O futuro do varejo não é vender mais, é simplificar a vida das pessoas

*Por Eduardo Córdova, CEO e sócio-fundador do market4u


   O varejo brasileiro vive uma transformação não só no crescimento das vendas. Em 2025, o franchising nacional alcançou o maior faturamento de sua história, movimentando R$ 301,7 bilhões, com alta nominal de 10,5% em relação ao ano anterior. Entre os segmentos de maior destaque está o de Alimentação – Comercialização e Distribuição, que faturou R$ 28 bilhões, avanço de 12,9%, segundo a Associação Brasileira de Franchising (ABF). O desempenho reflete a consolidação de novos formatos de consumo, como os mercados autônomos e as lojas de conveniência, impulsionados pela busca crescente dos consumidores por proximidade, praticidade e experiências de compra mais simples que se encaixam na rotina.


   Mais do que crescer, o desafio do varejo hoje é evoluir. O consumidor mudou e passou a valorizar experiências que economizam tempo, reduzem atritos e resolvem necessidades de forma rápida e prática. Toda a jornada de compra que envolve personalização e conveniência, começaram a ser tão importantes quanto o preço dos produtos.


   É nesse cenário que os mercados autônomos ganharam relevância. Mais do que uma inovação tecnológica, eles representam uma resposta a uma nova dinâmica de consumo por pessoas que querem comprar o que precisam, quando precisam, sem filas, deslocamentos ou restrições de horário. A proximidade passou a fazer parte da experiência.


   A tecnologia tem papel central nessa transformação.

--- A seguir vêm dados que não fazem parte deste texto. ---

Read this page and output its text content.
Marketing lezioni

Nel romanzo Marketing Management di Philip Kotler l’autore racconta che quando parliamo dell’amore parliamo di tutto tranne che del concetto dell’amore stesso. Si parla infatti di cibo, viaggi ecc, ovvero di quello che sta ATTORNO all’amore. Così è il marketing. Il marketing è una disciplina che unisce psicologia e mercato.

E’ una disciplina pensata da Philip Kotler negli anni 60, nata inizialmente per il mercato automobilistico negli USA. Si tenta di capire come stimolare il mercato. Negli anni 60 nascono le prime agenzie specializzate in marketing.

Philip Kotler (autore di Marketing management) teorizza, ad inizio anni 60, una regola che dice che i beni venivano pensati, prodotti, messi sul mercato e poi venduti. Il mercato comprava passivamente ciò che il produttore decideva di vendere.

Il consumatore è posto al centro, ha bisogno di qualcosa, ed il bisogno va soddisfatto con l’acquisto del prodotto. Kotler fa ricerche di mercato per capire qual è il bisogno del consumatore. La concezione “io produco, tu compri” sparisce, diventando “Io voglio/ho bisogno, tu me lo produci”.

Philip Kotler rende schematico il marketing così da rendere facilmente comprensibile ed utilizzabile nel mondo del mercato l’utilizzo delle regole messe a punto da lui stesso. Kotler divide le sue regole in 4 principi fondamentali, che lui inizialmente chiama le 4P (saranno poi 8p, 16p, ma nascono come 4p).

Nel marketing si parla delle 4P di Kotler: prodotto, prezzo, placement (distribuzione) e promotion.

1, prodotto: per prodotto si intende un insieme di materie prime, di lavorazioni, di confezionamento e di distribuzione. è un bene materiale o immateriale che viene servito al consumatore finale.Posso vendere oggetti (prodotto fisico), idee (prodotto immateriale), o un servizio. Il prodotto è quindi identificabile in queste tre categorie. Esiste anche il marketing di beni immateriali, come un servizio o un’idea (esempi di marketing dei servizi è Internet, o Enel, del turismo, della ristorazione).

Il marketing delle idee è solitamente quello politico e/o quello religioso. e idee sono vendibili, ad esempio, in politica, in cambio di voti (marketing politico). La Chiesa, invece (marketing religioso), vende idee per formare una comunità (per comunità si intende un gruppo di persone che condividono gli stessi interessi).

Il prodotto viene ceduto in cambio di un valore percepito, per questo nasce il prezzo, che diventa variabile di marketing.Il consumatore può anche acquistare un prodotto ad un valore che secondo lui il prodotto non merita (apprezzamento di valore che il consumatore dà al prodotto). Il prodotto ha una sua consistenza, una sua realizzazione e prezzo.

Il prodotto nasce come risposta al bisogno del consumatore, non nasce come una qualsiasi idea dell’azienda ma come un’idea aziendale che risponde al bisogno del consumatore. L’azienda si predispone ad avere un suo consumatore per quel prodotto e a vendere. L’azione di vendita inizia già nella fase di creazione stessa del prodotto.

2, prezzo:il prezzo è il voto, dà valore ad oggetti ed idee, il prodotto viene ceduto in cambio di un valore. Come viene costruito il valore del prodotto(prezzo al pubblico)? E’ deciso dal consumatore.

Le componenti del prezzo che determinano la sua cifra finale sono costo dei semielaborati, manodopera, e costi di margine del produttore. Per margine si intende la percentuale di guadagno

Inteligência artificial, análise de dados, reconhecimento facial, automação e precificação inteligente deixaram de ser apenas ferramentas para reduzir custos e passaram a ser recursos estratégicos para entender o comportamento do consumidor, ajustar o mix de produtos e oferecer jornadas de compra mais eficientes.


   Essa mudança também altera a forma como o varejo toma decisões. Se antes muitas escolhas eram baseadas em percepção e experiência, hoje elas são cada vez mais orientadas por dados. Com esses indicadores é possível identificar padrões de consumo, antecipar demandas e criar soluções mais adequadas para diferentes perfis de consumidores e regiões.


   Ao contrário do que muitos imaginam, a automação não reduz a importância das pessoas. Ela libera tempo para que empresários e equipes se concentrem no que realmente gera valor, estratégia, relacionamento e inovação. A tecnologia não substitui o fator humano, e onde há foco, a energia flui.


   O conceito de operação também está mudando. O varejo do futuro não estará apenas nos grandes centros ou nos melhores pontos comerciais, mas integrado à rotina das pessoas. Os mercados autônomos representam essa nova lógica ao levar a experiência de compra para dentro dos condomínios, empresas e espaços de circulação diária, aproximando o varejo do consumidor e transformando conveniência em parte da rotina. 


   No centro dessa transformação está uma constatação: o sucesso do varejo será cada vez mais medido pela capacidade de tornar a vida do consumidor mais fácil. As empresas que conseguirem eliminar barreiras, simplificar escolhas e oferecer experiências mais fluidas serão as que vão construir relações mais duradouras. O futuro do varejo não pertence apenas a quem vende mais, mas a quem consegue tornar a compra mais simples.